É possível viciarmos em certos relacionamentos?

Certa vez vi na televisão uma definição sobre “vício” que me fez pensar e posteriormente concordar: vício é tudo aquilo do qual não conseguimos parar. Fica claro se esta definição for aplicada sobre o uso abusivo de substâncias psicotrópicas, drogas lícitas e ilícitas e jogos. Mas não seria plausível persarmos também que podemos nos viciar em certos tipos de relacionamentos, inclusive aquele que estabelecemos com a gente mesmo? Parece-me que sim.

A maioria das pessoas já deve concordar que todo o vício dá prazer, a despeito dos efeitos nocivos posteriores que ele acarreta. Mas durante o uso de qualquer substancia ou prática, o prazer é conquistado. Nos sentimos outra pessoa e usufruimos da intensidade desta experiência. Mas quando nos referimos a relacionamentos humanos, a situação é um pouco mais complexa.

Por meio do processo de socialização, começamos a construir sentidos sobre o mundo e sobre nós mesmos. Nossas ações ganham significado e a noção de quem somos enquanto pessoa começa a ganhar forma. Ninguém se define sozinho e nosso interlocutor, principalmente àqueles que desenvolvemos certo grau de confiança, assumem um papel importante nesta construção. Porém, ao longo de nossa trajetória, ficamos presos em alguns significados construídos nesses encontros sociais. Passamos a estabelecer relacionamentos com certos tipos de pessoas que irão desempenhar certos papéis. Uma pessoa, que se vê como submissa, passa a querer se relacionar com alguém mais autoritário, mais autônomo. Outra pessoa, cuja imagem que tem de si própria não é satisfatória, pode se vincular a pessoas que venham a enfatizar sua inferioridade. Sei que os exemplos são simples e banais e não daria para esgotar todas as possibilidades aqui. Mas o que eu quero dizer é que, numa relação específica, em especial àquela que provoca uma dose de sofrimento, muitas vezes não conseguimos nos desvencilhar. Queremos mudar, temos clareza que a pessoa nos faz sofrer (uma namorada, um amigo, etc), mas não conseguimos. Por que? Se todo vício traz em si a obtenção do prazer, onde há prazer nestes tipos de relacionamento? Freud já havia se ocupado disso ao tratar do masoquismo, mas não quero ir por essa via. Quero enfatizar que, em todo o relacionamento, há a obtenção de um benefício, por mais estranho que possa parecer. Voltando ao exemplo da pessoa submissa, ao se relacionar com alguém mais autoritário, ela se beneficia ao negligenciar a responsabilidade por sua própria vida. Chamamos esse fenomeno de “co-dependencia”, ou seja, a pessoa depende que seu parceiro seja do jeito que é para lhe poupar da árdua tarefa de rever suas crenças a respeito de si própria.
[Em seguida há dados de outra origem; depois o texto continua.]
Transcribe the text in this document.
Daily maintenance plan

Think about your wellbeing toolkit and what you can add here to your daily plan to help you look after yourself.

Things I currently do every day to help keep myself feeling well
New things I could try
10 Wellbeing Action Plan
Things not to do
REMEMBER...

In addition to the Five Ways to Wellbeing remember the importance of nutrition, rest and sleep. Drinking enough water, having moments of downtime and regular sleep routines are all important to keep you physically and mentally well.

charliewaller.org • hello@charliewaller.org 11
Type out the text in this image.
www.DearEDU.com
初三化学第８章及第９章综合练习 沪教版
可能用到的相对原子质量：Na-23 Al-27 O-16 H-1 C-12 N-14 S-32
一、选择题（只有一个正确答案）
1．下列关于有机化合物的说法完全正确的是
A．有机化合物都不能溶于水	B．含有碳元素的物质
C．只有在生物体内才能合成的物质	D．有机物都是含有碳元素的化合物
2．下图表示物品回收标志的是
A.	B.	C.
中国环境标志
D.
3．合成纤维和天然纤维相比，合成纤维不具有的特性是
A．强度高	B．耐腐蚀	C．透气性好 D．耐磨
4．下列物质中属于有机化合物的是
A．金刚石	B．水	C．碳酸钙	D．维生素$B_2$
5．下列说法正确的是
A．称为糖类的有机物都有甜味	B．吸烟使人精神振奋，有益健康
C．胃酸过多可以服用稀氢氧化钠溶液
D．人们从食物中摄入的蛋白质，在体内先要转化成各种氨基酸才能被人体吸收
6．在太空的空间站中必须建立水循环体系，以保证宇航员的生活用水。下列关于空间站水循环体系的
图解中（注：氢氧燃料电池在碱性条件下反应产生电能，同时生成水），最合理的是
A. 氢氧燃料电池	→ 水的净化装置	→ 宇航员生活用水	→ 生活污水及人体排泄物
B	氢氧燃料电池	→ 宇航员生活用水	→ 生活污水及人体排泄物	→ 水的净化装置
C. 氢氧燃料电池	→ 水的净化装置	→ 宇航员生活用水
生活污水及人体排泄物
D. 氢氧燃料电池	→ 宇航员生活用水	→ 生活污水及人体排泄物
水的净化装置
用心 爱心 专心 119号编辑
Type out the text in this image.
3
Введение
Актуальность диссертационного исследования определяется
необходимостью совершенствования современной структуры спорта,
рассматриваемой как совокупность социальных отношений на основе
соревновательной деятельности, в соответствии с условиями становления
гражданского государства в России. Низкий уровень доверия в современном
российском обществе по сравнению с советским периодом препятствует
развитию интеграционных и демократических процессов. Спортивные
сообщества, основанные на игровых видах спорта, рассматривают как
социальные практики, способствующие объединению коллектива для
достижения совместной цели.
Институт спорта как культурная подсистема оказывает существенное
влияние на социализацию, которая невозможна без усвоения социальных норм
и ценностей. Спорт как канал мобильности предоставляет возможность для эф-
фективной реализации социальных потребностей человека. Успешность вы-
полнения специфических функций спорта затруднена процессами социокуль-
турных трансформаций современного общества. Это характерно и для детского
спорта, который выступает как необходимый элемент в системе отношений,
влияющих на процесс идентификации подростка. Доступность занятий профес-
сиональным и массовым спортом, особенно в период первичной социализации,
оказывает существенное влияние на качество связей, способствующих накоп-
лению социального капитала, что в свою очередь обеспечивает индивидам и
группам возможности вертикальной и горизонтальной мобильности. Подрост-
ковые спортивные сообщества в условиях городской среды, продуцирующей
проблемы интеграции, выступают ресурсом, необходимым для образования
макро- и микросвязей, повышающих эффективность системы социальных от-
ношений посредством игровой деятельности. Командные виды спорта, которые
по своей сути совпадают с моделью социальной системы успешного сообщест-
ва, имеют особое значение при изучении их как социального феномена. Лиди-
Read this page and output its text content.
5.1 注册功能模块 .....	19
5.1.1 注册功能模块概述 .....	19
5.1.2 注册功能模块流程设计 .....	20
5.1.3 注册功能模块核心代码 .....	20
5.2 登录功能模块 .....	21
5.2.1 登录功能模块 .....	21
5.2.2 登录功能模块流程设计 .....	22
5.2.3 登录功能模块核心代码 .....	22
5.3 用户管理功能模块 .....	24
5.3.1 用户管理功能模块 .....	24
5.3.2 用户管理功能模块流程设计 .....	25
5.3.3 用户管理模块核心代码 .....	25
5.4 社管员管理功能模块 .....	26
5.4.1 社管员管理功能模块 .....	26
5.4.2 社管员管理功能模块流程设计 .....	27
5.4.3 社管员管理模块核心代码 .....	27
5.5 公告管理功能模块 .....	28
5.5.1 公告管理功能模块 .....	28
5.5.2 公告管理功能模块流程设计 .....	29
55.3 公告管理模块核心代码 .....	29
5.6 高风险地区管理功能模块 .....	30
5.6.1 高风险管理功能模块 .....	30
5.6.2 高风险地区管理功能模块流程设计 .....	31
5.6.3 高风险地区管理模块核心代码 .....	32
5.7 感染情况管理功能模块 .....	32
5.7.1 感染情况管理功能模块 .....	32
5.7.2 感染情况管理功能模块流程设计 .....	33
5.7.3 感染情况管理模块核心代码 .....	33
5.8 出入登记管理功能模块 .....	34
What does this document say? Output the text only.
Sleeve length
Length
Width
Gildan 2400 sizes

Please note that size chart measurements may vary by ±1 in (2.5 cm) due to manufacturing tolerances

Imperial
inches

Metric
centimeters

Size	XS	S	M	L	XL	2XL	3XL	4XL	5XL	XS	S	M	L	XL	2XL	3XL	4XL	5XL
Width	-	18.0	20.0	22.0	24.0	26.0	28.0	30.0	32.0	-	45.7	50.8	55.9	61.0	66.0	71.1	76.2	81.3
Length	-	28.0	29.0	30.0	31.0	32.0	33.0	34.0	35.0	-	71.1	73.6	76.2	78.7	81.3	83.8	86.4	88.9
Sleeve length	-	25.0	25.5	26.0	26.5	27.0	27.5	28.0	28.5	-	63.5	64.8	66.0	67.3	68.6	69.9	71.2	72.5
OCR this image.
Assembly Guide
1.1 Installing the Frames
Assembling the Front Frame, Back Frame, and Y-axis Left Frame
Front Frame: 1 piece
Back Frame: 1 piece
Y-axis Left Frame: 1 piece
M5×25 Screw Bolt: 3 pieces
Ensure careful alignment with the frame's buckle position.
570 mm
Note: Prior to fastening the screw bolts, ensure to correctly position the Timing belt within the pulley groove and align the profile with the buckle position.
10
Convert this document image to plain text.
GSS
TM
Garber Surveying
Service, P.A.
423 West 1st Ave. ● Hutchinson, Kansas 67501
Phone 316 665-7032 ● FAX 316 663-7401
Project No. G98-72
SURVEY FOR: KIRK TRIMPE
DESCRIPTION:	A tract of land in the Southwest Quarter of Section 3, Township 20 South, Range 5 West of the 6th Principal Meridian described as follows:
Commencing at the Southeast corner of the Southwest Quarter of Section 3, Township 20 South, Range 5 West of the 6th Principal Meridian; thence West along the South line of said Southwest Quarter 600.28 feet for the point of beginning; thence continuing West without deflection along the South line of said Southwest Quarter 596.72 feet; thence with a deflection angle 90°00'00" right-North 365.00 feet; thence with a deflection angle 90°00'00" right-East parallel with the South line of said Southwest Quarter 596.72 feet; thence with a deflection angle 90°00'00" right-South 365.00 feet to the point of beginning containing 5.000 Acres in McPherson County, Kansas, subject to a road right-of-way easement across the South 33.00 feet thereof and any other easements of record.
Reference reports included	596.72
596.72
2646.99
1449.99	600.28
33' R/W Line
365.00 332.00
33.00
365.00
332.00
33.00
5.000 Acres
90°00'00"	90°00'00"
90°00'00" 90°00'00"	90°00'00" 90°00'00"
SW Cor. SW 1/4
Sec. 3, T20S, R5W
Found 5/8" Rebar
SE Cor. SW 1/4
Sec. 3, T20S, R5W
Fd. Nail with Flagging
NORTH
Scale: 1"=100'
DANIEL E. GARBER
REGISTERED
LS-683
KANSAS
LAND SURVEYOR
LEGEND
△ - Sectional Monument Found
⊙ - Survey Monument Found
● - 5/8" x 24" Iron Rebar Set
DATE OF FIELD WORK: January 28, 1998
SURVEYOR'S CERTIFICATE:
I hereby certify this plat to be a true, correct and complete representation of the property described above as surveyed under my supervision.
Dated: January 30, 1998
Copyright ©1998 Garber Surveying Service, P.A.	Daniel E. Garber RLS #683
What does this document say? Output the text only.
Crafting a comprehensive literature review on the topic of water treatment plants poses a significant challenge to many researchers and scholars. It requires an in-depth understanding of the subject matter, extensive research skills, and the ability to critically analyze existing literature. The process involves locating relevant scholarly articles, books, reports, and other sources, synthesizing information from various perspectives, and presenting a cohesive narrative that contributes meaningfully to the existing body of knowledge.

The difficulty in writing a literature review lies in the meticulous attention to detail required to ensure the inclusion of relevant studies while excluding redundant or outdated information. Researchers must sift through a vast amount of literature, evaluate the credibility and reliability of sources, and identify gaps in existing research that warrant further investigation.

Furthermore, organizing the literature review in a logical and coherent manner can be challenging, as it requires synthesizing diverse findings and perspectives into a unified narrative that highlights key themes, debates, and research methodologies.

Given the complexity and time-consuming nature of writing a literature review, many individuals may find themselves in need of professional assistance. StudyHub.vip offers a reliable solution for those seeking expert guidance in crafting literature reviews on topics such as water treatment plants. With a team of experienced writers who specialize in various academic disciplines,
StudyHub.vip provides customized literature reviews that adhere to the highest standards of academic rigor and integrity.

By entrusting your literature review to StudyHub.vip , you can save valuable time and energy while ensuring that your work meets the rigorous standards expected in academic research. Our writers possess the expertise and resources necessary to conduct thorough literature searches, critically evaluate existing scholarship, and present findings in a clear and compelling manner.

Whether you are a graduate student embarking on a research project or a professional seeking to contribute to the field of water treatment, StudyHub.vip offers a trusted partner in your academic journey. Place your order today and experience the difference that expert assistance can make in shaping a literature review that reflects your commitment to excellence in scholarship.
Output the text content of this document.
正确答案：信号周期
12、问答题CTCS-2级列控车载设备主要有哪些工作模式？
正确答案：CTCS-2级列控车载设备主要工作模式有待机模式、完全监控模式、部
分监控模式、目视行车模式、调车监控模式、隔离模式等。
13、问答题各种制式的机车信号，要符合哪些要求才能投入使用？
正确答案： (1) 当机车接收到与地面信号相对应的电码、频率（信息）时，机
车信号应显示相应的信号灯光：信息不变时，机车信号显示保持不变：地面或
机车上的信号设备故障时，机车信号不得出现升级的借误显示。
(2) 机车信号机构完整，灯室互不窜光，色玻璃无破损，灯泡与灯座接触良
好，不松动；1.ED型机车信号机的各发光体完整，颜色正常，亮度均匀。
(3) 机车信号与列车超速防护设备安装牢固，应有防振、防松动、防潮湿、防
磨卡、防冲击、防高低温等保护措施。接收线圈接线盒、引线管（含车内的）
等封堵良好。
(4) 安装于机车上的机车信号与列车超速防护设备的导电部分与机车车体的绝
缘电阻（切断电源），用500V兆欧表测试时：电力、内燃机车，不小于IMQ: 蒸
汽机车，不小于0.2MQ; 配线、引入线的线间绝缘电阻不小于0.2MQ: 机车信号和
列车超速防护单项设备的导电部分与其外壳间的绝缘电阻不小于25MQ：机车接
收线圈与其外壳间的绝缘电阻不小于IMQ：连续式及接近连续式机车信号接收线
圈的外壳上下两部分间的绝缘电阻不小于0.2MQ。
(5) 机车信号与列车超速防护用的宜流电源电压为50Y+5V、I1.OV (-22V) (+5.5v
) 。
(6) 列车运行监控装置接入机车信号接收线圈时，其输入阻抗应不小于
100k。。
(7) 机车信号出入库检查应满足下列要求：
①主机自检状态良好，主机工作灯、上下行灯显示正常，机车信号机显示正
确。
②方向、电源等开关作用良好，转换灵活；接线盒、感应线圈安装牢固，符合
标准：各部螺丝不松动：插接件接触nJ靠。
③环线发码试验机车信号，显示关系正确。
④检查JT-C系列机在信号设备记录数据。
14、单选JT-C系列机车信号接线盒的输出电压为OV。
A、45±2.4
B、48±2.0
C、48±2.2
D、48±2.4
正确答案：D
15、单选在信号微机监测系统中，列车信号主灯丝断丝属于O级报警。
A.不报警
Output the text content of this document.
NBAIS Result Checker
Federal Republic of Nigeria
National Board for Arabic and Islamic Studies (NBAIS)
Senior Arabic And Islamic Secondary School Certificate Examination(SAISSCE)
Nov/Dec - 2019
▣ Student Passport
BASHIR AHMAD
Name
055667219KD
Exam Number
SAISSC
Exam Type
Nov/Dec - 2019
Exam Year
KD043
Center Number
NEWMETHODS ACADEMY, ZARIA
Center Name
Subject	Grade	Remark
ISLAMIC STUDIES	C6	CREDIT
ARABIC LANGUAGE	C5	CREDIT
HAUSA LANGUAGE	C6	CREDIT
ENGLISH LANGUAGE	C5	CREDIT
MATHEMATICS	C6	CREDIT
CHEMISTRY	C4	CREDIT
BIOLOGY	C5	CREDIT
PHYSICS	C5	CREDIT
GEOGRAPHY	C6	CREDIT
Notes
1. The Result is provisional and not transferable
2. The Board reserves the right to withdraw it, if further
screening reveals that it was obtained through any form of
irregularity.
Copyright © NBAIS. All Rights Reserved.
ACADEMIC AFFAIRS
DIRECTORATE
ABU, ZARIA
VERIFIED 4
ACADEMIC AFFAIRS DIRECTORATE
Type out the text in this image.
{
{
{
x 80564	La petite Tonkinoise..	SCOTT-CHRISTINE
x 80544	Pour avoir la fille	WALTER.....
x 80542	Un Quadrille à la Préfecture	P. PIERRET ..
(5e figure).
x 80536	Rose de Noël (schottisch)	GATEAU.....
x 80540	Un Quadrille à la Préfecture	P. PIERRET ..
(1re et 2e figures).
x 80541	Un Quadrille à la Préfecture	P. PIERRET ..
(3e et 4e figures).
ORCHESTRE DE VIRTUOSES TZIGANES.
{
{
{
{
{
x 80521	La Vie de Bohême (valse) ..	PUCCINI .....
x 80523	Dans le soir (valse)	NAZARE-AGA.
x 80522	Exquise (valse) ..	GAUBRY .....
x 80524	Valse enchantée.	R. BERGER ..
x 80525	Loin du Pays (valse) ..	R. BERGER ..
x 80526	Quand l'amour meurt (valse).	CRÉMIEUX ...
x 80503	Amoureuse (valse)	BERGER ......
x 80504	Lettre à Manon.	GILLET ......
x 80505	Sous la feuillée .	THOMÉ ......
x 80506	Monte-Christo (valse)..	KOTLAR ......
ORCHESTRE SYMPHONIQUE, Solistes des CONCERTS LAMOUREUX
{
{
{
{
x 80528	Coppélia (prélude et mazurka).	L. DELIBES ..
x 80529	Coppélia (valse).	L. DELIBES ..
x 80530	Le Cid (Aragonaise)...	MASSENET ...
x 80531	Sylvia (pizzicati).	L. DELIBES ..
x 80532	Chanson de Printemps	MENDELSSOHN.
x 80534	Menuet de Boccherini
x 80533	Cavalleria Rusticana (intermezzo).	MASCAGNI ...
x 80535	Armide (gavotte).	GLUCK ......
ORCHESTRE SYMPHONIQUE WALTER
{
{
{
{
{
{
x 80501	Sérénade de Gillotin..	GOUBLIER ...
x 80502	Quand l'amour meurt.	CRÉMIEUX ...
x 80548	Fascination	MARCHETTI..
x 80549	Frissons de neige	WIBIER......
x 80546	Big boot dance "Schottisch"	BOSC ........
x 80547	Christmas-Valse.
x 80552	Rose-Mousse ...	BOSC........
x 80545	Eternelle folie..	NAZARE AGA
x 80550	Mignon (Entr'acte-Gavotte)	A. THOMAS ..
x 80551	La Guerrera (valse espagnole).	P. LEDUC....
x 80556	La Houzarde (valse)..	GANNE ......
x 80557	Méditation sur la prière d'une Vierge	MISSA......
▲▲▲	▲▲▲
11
Mas e quanto às crenças que temos a nosso respeito? Em outras palavras, o que dizer sobre a forma com a qual nos tratamos? Isto também pode ser viciante. É comum encontrarmos pessoas que, mesmo que você fale de suas potencialidades, elas não conseguem vê-las e acabam até por discordar. Um elogio é sempre recebido com um “mas”. Os recursos da pessoa acabam sendo guardadas no quartinho de bagunça de sua vida e seus defeitos recebem destaque especial. Dois psicólogos australianos (David Epston e Michael White) trabalham com uma noção interessante. Eles dizem que as crenças problemáticas que temos a nosso respeito são “discursos dominantes”, ou seja, discursos que nos dominam e nos impedem de ver outras possibilidades já existentes em nós. Se somos viciados em certas formas de nos referirmos a nós mesmos, temos que mudar justamente estas formas discursivas. Incorporar outros repertórios neste discurso repetitivo acabaria por enfraquecer esta construção dominante.

Daí resulta, em grande parte, nossa dificuldade em mudarmos nossa visão de mundo. Para mudarmos, precisamos olhar a partir de outra perspectiva. Nem sempre é facil e demanda muito esforço. Um primeiro passo, penso eu, é reconhecermos os benefícios secundários que ganhamos ficando do jeito que estamos. O segundo passo é reconhecer se vale a pena manter estes mesmos benefícios.